Die Thrombelastographie bzw. Thromb(o)elastometrie ist ein diagnostisches (viskoelastisches) Verfahren, mit dem Gerinnungseigenschaften (Hämostase) von Vollblut untersucht werden können. Im Gegensatz zu den herkömmlichen Gerinnungsanalysen (Quick, aPTT) können auch die Festigkeit des Blutgerinnsels, dessen Auflösung und verschiedene spezielle Fragestellungen erfasst werden.

Inhaltsverzeichnis

Entwicklung

1948 wurde von Hartert in Heidelberg das Prinzip der Thrombelastographie beschrieben.[1] Aufgrund der aufwändigen Handhabung und der Erschütterungsempfindlichkeit dieser „klassischen Thromboelastographie“ konnte es sich kaum im klinischen Alltag durchsetzen, fand jedoch im amerikanischen Raum eine gewisse Verbreitung (TEG®, Haemoscope, USA). Anfang der 1990er Jahre wurde das Prinzip der Rotations-Elastographie (ROTEG) weiterentwickelt, das im Wesentlichen erschütterungsunempfindlich und damit Point-of-Care-fähig ist.[2] Aus namensrechtlichen Gründen erfolgte später eine Umbenennung in Rotationsthromboelastometrie (ROTEM®, Tem Innovations GmbH, München).[3]

Verfahren

Bei der klassischen Thrombelastographie bildet sich an einem Stempel, der in ein in Längsrichtung schwenkendes Probengefäß mit der Blutprobe ragt, das Blutgerinnsel. Mit zunehmender Gerinnung wird die Bewegung auf den Stempel übertragen, was als Kurve über die Zeit dargestellt werden kann. Bei der Rotationsthromboelastometrie dreht sich hingegen der Stempel bei feststehendem Gefäß. Der Messansatz erfolgt mit Zitratblut, die Gerinnung wird durch den Zusatz von Kalzium und Aktivatoren gestartet.

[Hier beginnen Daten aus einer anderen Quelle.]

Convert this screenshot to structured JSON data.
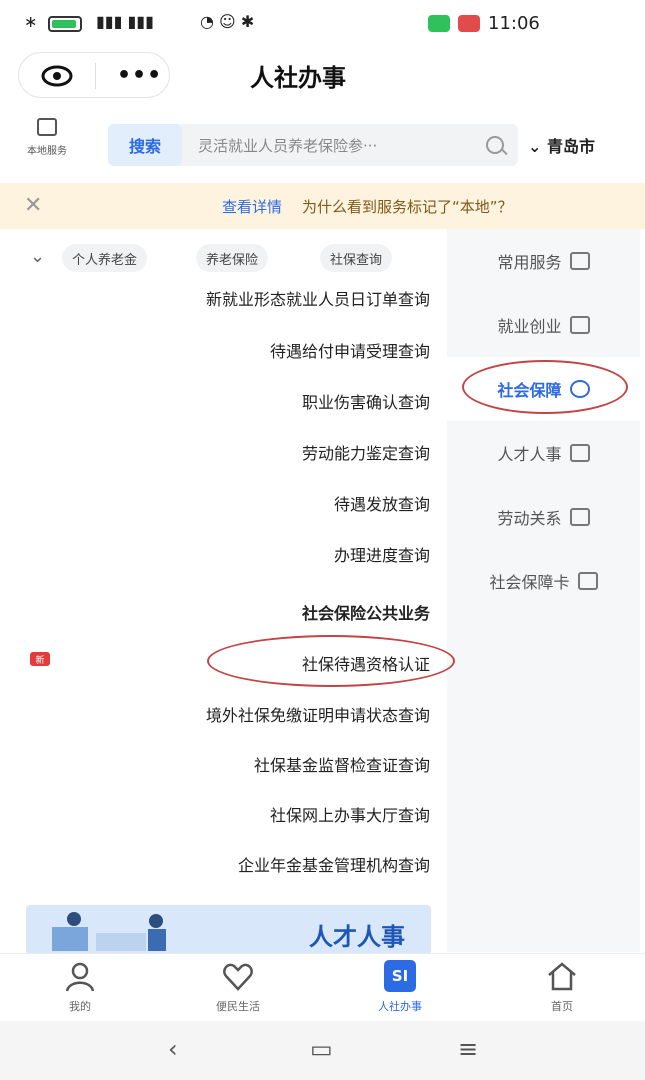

Es sind verschiedene kommerzielle ROTEM®-Systeme erhältlich, die verschiedene differenzialdiagnostische Aussagen erlauben. Mit INTEM (Kontaktaktivierung) wird bevorzugt der intrinsische Weg, mit EXTEM (Aktivator: Tissue factor) der extrinsische Weg der Blutgerinnung getestet. HEPTEM kann die Wirkung von Heparin identifizieren (Zusatz von Heparinase). FIBTEM kann den plasmatischen Anteil vom thrombozytären Anteil der Gerinnung unterscheiden (Zusatz von Cytochalasin D). APTEM kann das Vorhandensein einer starken Hyperfibrinolyse aufzeigen (Hemmung derselben durch Aprotinin). Für TEG® existiert ein Heparinase-Test (Heparin-Einfluss) und ein Kaolin-aktivierter Test (intrinsisches System).[3]

Interpretation

Die Clotting time oder Coagulation time (CT, ROTEM) bzw. der r-Wert (TEG) ist die Latenzzeit vom Zeitpunkt der Zugabe des Aktivators bis zum Eintritt der Gerinnselbildung. Sie entspricht dem Quick-Wert (EXTEM) bzw. der aPTT (INTEM). Eine Verlängerung der Clotting time kann durch Gerinnungsstörungen, hauptsächlich durch einen Mangel an Gerinnungsfaktoren oder Heparin verursacht werden (abhängig vom verwendeten Test). Ein Heparineffekt kann durch den Vergleich der Clotting time des INTEM-Tests mit der Clotting time des HEPTEM-Tests festgestellt werden.

Als Clotting formation time (CFT, ROTEM) oder k-Wert wird die Zeit vom Eintritt der Gerinnselbildung bis zum Erreichen einer Amplitude von 20 mm definiert. Dieser Wert liefert einen Hinweis auf die Geschwindigkeit der Gerinnselbildung.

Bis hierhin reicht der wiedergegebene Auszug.